Jamovi: how to get started

We have developed a series of exercises to become familiar with the software jamovi.

Note: Since we continuously improve the tutorials, let us know if you discover mistakes, or if you have additional resources we can refer to. The source code is available via Github. If you want to be the first to be informed about updates, follow Rens on Twitter.

 

1. jamovi for beginners

This tutorial introduces the basics of jamovi for beginners. Starting from jamovi installation, we explain the screen structure of jamovi, how to load a dataset, and how to explore and visualize data. Readers will further learn ways to perform such statistical analyses as correlation analysis, multiple linear regression, t-test, and one-way analysis of variance, all from a frequentist viewpoint.
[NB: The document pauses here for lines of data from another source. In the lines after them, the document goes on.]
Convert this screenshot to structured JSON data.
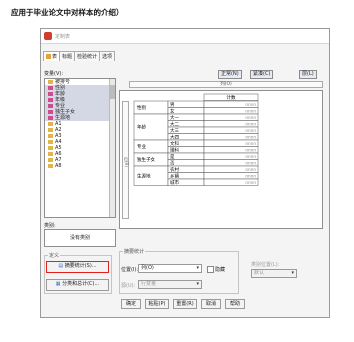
{
  "caption": "应用于毕业论文中对样本的介绍）",
  "dialog": {
    "title": "定制表",
    "tabs": [
      "表",
      "标题",
      "检验统计",
      "选项"
    ],
    "variables_label": "变量(V):",
    "variables": [
      "被排号",
      "性别",
      "年龄",
      "年级",
      "专业",
      "独生子女",
      "生源地",
      "A1",
      "A2",
      "A3",
      "A4",
      "A5",
      "A6",
      "A7",
      "A8"
    ],
    "selected_variables": [
      "性别",
      "年龄",
      "年级",
      "专业",
      "独生子女",
      "生源地"
    ],
    "category_label": "类别:",
    "category_value": "没有类别",
    "normal_button": "正常(N)",
    "compact_button": "紧凑(C)",
    "layers_button": "层(L)",
    "column_header": "列(O)",
    "row_header": "行(R)",
    "table": {
      "count_header": "计数",
      "rows": [
        {
          "group": "性别",
          "items": [
            "男",
            "女"
          ]
        },
        {
          "group": "年龄",
          "items": [
            "大一",
            "大二",
            "大三",
            "大四"
          ]
        },
        {
          "group": "专业",
          "items": [
            "文科",
            "理科"
          ]
        },
        {
          "group": "独生子女",
          "items": [
            "是",
            "否"
          ]
        },
        {
          "group": "生源地",
          "items": [
            "农村",
            "乡镇",
            "城市"
          ]
        }
      ],
      "cell_value": "nnnn"
    },
    "define_label": "定义",
    "summary_stats_button": "摘要统计(S)...",
    "categories_totals_button": "分类和总计(C)...",
    "summary_group_label": "摘要统计",
    "position_label": "位置(I):",
    "position_value": "列(O)",
    "hide_label": "隐藏",
    "source_label": "源(U):",
    "source_value": "行变量",
    "category_position_label": "类别位置(L):",
    "category_position_value": "默认",
    "buttons": [
      "确定",
      "粘贴(P)",
      "重置(R)",
      "取消",
      "帮助"
    ]
  }
}
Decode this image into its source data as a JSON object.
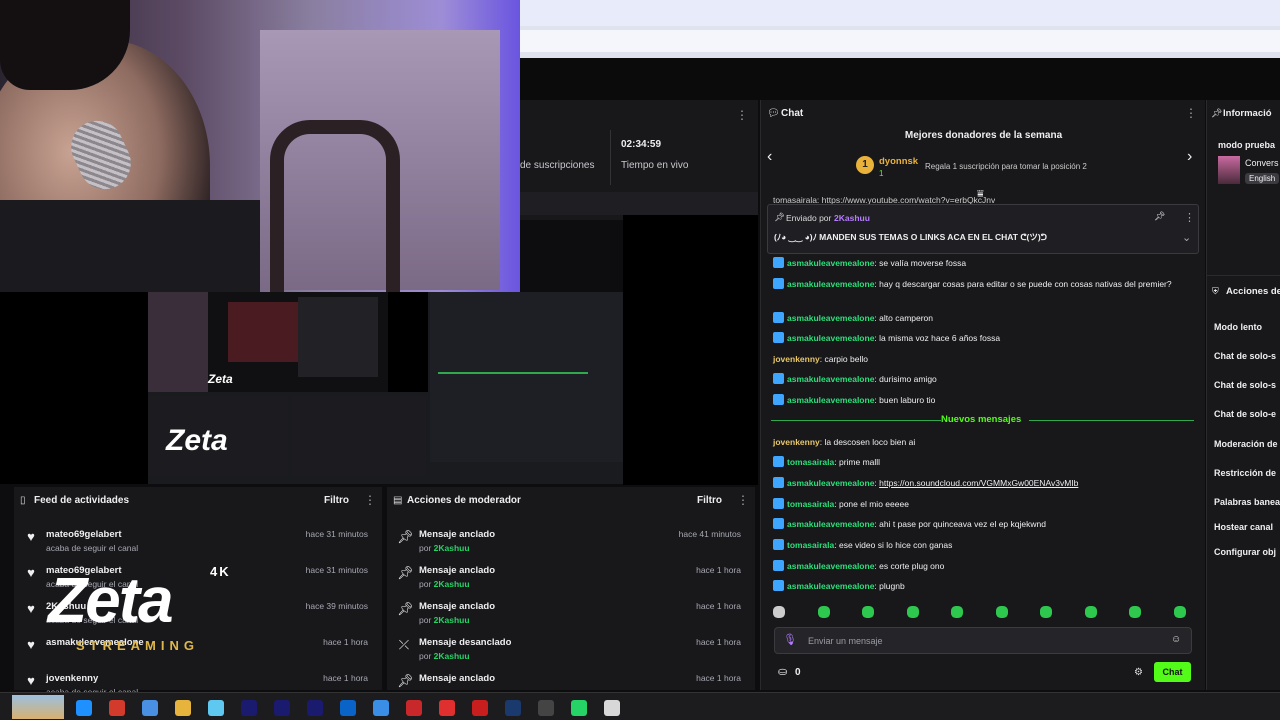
{
  "stats": {
    "subs_label": "de suscripciones",
    "live_time": "02:34:59",
    "live_label": "Tiempo en vivo"
  },
  "feed": {
    "title": "Feed de actividades",
    "filter": "Filtro",
    "items": [
      {
        "name": "mateo69gelabert",
        "sub": "acaba de seguir el canal",
        "time": "hace 31 minutos"
      },
      {
        "name": "mateo69gelabert",
        "sub": "acaba de seguir el canal",
        "time": "hace 31 minutos"
      },
      {
        "name": "2Kashuu",
        "sub": "acaba de seguir el canal",
        "time": "hace 39 minutos"
      },
      {
        "name": "asmakuleavemealone",
        "sub": "",
        "time": "hace 1 hora"
      },
      {
        "name": "jovenkenny",
        "sub": "acaba de seguir el canal",
        "time": "hace 1 hora"
      }
    ]
  },
  "mod": {
    "title": "Acciones de moderador",
    "filter": "Filtro",
    "items": [
      {
        "action": "Mensaje anclado",
        "by": "por",
        "user": "2Kashuu",
        "time": "hace 41 minutos"
      },
      {
        "action": "Mensaje anclado",
        "by": "por",
        "user": "2Kashuu",
        "time": "hace 1 hora"
      },
      {
        "action": "Mensaje anclado",
        "by": "por",
        "user": "2Kashuu",
        "time": "hace 1 hora"
      },
      {
        "action": "Mensaje desanclado",
        "by": "por",
        "user": "2Kashuu",
        "time": "hace 1 hora"
      },
      {
        "action": "Mensaje anclado",
        "by": "por",
        "user": "2Kashuu",
        "time": "hace 1 hora"
      }
    ]
  },
  "chat": {
    "title": "Chat",
    "donors_title": "Mejores donadores de la semana",
    "donor_rank": "1",
    "donor_name": "dyonnsk",
    "donor_amount": "1",
    "gift_text": "Regala 1 suscripción para tomar la posición 2",
    "top_link": "tomasairala: https://www.youtube.com/watch?v=erbQkcJnv",
    "pinned_by": "Enviado por",
    "pinned_user": "2Kashuu",
    "pinned_text": "(ﾉ◕ ‿‿ ◕)ﾉ MANDEN SUS TEMAS O LINKS ACA EN EL CHAT ᕦ(ツ)ᕤ",
    "messages": [
      {
        "user": "asmakuleavemealone",
        "text": ": se valía moverse fossa",
        "badge": true,
        "color": "green"
      },
      {
        "user": "asmakuleavemealone",
        "text": ": hay q descargar cosas para editar o se puede con cosas nativas del premier?",
        "badge": true,
        "color": "green"
      },
      {
        "user": "asmakuleavemealone",
        "text": ": alto camperon",
        "badge": true,
        "color": "green"
      },
      {
        "user": "asmakuleavemealone",
        "text": ": la misma voz hace 6 años fossa",
        "badge": true,
        "color": "green"
      },
      {
        "user": "jovenkenny",
        "text": ": carpio bello",
        "badge": false,
        "color": "yellow"
      },
      {
        "user": "asmakuleavemealone",
        "text": ": durisimo amigo",
        "badge": true,
        "color": "green"
      },
      {
        "user": "asmakuleavemealone",
        "text": ": buen laburo tio",
        "badge": true,
        "color": "green"
      }
    ],
    "new_messages": "Nuevos mensajes",
    "new": [
      {
        "user": "jovenkenny",
        "text": ": la descosen loco bien ai",
        "badge": false,
        "color": "yellow"
      },
      {
        "user": "tomasairala",
        "text": ": prime malll",
        "badge": true,
        "color": "green"
      },
      {
        "user": "asmakuleavemealone",
        "text": ": ",
        "link": "https://on.soundcloud.com/VGMMxGw00ENAv3vMIb",
        "badge": true,
        "color": "green"
      },
      {
        "user": "tomasairala",
        "text": ": pone el mio eeeee",
        "badge": true,
        "color": "green"
      },
      {
        "user": "asmakuleavemealone",
        "text": ": ahi t pase por quinceava vez el ep kqjekwnd",
        "badge": true,
        "color": "green"
      },
      {
        "user": "tomasairala",
        "text": ": ese video si lo hice con ganas",
        "badge": true,
        "color": "green"
      },
      {
        "user": "asmakuleavemealone",
        "text": ": es corte plug ono",
        "badge": true,
        "color": "green"
      },
      {
        "user": "asmakuleavemealone",
        "text": ": plugnb",
        "badge": true,
        "color": "green"
      }
    ],
    "input_placeholder": "Enviar un mensaje",
    "points": "0",
    "send": "Chat"
  },
  "info": {
    "title": "Informació",
    "mode": "modo prueba",
    "conv": "Convers",
    "lang": "English"
  },
  "actions": {
    "title": "Acciones de",
    "items": [
      "Modo lento",
      "Chat de solo-s",
      "Chat de solo-s",
      "Chat de solo-e",
      "Moderación de",
      "Restricción de",
      "Palabras banea",
      "Hostear canal",
      "Configurar obj"
    ]
  },
  "logo": {
    "word": "Zeta",
    "sub": "STREAMING",
    "tag": "4K"
  },
  "colors": {
    "accent": "#53fc18",
    "green_user": "#2be07a",
    "panel": "#18181b"
  }
}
Given the integrative power between jamovi and R, one section is designed to help readers to make use of the best of both jamovi and R.

 

2. Bayesian Analyses with Default Priors

This tutorial explains how to conduct Bayesian analyses in jamovi with default priors for starters. With step-by-step illustrations, we perform and interpret core results of correlation analysis, multiple linear regression, t-test, and one-way analysis of variance, all from a Bayesian perspective. To enhance readers’ understanding, a brief comparison between the Bayesian and frequentist approach is provided in each analytic option. After the tutorial, we expect readers can perform basic Bayesian analyses and distinguish its approach from the frequentist approach.

 

3. Advanced Bayesian regression

This tutorial explains how to interpret the more advanced output and to set different prior specifications in conducting Bayesian regression analyses in jamovi. We guide you to various options in the options panel and introduce concepts including Bayesian model averaging, prior model probability, posterior model probability, inclusion Bayes factor, and posterior exclusion probability. After the tutorial, we expect readers can deeply understand the Bayesian regression and perform it to answer substantive research questions.